The administration informed officials at the State Department and Agency for International Development this summer that it planned to cut approximately $3.5bn (£2.7bn) in “unnecessary,” unspent foreign aid as part of a so-called rescissions package, according to Reuters.

The White House Office of Management and Budget (OBM) instructed the agencies to provide a “balance sheet” of unfunded foreign aid projects – monies which they hoped to have returned to the US Treasury by the end of the fiscal year, according to the Washington Post.

But several US senators – and even the secretary of state, Mike Pompeo, one of the US president's staunchest allies – launched a campaign against the plan. The politicians claimed it was a backhanded way for the White House to take back funds that had already been approved for the agencies' use.

On Tuesday, the OBM reportedly told senators they would not be going through with the plan after all.

Senator Patrick Leahy, the vice chairman of the Appropriations Committee, applauded the decision in a statement.

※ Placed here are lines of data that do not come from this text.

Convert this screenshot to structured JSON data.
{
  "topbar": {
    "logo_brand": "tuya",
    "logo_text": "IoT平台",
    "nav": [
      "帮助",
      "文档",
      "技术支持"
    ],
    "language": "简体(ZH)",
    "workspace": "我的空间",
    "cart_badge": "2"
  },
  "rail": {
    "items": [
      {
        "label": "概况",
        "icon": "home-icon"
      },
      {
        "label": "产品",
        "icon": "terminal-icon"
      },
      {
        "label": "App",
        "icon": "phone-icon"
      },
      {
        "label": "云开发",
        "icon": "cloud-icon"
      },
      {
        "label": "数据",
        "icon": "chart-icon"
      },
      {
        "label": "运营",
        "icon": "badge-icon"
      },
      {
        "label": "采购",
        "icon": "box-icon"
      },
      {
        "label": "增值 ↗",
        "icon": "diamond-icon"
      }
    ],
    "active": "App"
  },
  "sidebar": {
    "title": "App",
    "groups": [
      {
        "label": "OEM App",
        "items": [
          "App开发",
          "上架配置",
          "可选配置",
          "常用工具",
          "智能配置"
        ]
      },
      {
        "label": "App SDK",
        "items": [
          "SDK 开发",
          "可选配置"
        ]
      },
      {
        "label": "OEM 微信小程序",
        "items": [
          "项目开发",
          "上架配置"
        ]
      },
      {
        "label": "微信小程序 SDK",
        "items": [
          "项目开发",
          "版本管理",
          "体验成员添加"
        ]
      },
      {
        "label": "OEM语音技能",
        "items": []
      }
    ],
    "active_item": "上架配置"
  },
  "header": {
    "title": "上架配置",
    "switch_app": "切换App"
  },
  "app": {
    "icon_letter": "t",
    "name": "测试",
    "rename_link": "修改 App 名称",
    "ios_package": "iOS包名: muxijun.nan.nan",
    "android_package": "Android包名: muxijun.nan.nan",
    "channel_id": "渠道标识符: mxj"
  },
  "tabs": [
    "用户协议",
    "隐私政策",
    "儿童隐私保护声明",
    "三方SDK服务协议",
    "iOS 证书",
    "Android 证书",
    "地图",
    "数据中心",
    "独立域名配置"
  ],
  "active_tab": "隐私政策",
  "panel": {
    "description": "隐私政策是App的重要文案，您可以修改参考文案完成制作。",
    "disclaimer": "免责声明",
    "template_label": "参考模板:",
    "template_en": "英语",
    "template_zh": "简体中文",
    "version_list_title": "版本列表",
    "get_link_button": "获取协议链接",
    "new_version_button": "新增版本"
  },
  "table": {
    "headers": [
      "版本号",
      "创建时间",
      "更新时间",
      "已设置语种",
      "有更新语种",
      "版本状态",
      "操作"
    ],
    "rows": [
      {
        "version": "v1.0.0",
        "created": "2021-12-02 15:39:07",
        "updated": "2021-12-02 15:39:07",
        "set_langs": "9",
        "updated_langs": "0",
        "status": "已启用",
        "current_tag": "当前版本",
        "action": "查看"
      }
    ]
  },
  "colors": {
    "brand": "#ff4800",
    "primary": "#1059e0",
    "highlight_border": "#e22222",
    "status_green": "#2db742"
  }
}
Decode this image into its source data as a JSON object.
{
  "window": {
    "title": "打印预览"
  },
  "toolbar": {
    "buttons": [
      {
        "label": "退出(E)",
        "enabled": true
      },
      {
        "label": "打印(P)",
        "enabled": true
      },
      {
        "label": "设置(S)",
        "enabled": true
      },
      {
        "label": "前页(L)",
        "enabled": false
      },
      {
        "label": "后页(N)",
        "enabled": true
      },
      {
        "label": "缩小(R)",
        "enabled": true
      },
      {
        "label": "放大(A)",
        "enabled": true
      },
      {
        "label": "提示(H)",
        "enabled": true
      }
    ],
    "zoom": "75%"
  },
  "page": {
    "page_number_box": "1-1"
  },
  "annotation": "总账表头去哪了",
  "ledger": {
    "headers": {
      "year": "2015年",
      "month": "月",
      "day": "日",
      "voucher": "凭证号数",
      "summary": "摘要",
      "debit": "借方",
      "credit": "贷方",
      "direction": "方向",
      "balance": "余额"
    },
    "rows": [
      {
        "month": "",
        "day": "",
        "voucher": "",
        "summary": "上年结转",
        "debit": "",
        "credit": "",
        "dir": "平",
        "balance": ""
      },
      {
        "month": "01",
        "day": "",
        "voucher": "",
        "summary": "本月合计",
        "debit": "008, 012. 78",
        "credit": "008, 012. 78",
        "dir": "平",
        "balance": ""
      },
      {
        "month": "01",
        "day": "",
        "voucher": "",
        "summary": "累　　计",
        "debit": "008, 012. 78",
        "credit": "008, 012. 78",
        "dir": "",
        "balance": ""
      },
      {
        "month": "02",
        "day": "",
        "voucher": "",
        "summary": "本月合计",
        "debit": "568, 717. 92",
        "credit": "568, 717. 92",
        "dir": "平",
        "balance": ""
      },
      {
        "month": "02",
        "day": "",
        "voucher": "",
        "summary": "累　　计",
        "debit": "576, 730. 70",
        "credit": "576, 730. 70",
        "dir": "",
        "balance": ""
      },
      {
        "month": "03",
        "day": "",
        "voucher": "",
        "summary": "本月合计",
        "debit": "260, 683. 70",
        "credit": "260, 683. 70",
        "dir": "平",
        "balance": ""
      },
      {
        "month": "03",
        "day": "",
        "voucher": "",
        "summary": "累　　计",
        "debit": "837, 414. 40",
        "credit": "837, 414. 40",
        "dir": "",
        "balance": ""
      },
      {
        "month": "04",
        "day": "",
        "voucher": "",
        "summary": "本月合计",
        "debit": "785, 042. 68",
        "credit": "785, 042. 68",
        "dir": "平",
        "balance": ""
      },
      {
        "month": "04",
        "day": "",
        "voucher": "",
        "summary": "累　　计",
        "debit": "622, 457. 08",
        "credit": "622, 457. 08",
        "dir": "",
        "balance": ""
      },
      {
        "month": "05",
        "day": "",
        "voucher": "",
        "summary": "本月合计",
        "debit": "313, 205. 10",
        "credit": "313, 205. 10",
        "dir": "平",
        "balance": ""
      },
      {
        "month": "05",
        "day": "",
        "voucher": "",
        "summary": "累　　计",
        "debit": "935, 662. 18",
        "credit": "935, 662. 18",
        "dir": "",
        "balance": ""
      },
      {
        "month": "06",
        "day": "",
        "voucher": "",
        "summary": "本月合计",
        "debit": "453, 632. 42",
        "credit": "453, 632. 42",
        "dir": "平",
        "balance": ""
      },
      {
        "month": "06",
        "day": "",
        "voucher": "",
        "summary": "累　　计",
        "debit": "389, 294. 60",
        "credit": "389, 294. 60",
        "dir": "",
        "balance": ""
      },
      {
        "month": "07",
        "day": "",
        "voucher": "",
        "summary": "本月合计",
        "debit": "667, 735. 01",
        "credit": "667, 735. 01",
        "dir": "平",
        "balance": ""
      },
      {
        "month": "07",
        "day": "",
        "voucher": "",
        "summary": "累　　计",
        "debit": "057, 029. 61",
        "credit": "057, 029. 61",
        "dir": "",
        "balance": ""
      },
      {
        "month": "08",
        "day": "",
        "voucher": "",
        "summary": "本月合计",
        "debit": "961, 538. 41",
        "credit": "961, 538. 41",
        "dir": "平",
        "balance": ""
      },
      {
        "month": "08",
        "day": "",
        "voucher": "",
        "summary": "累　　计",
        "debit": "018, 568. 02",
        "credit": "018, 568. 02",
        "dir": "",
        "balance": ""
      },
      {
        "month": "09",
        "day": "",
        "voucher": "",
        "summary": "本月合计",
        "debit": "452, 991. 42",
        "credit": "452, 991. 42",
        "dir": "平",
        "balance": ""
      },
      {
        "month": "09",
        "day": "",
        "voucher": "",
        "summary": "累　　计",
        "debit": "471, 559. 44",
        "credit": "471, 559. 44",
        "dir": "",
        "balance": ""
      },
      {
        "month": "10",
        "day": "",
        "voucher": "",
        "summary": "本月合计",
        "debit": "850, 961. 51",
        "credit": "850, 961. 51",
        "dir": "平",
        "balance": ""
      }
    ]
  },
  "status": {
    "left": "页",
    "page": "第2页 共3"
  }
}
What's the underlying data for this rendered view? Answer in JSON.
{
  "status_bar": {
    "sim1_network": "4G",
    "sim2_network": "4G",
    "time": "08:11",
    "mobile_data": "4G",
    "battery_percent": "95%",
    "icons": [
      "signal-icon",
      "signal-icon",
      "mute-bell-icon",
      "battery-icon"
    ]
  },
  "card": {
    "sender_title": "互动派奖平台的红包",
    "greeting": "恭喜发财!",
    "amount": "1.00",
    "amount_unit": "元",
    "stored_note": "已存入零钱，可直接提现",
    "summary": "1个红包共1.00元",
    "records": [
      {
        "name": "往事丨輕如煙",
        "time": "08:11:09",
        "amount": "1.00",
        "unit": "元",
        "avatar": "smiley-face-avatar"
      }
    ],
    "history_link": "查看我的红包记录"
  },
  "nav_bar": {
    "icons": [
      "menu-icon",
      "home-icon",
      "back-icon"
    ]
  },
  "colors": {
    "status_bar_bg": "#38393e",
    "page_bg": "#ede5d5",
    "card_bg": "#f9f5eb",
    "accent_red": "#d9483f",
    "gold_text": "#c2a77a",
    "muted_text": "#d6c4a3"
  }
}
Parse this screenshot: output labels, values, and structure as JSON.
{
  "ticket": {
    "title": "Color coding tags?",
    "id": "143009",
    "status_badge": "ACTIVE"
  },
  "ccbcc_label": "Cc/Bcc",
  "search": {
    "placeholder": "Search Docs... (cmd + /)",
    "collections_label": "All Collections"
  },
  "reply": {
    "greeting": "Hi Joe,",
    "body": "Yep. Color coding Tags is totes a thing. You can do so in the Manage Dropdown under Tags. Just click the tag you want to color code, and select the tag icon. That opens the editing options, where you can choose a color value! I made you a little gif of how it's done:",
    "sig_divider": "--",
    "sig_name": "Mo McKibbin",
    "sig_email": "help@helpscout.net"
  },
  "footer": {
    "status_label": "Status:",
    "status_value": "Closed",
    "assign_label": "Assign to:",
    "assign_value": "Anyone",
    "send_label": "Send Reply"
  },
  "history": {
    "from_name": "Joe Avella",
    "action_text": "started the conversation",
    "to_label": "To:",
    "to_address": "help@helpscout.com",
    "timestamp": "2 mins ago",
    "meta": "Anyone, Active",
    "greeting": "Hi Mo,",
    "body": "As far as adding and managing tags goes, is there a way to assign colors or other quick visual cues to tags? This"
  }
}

“Rescinding funds that had been agreed to by Congress and signed into law by the president, in the waning days of the fiscal year, would have set a terrible precedent and harmed programmes that further United States interests around the world,” he said.

Mr Trump previously attempted to slash billions of dollars in foreign aid from the 2018 fiscal year budget, as part of his “America First” agenda. Congress shot down this plan, passing a budget that kept levels of foreign aid spending similar to the year before.

Earlier this summer, Congress voted down another proposed rescissions package from the White House, which would have clawed back approximately $7bn (£5.4bn) in unspent money from the Children's Health Insurance Programme.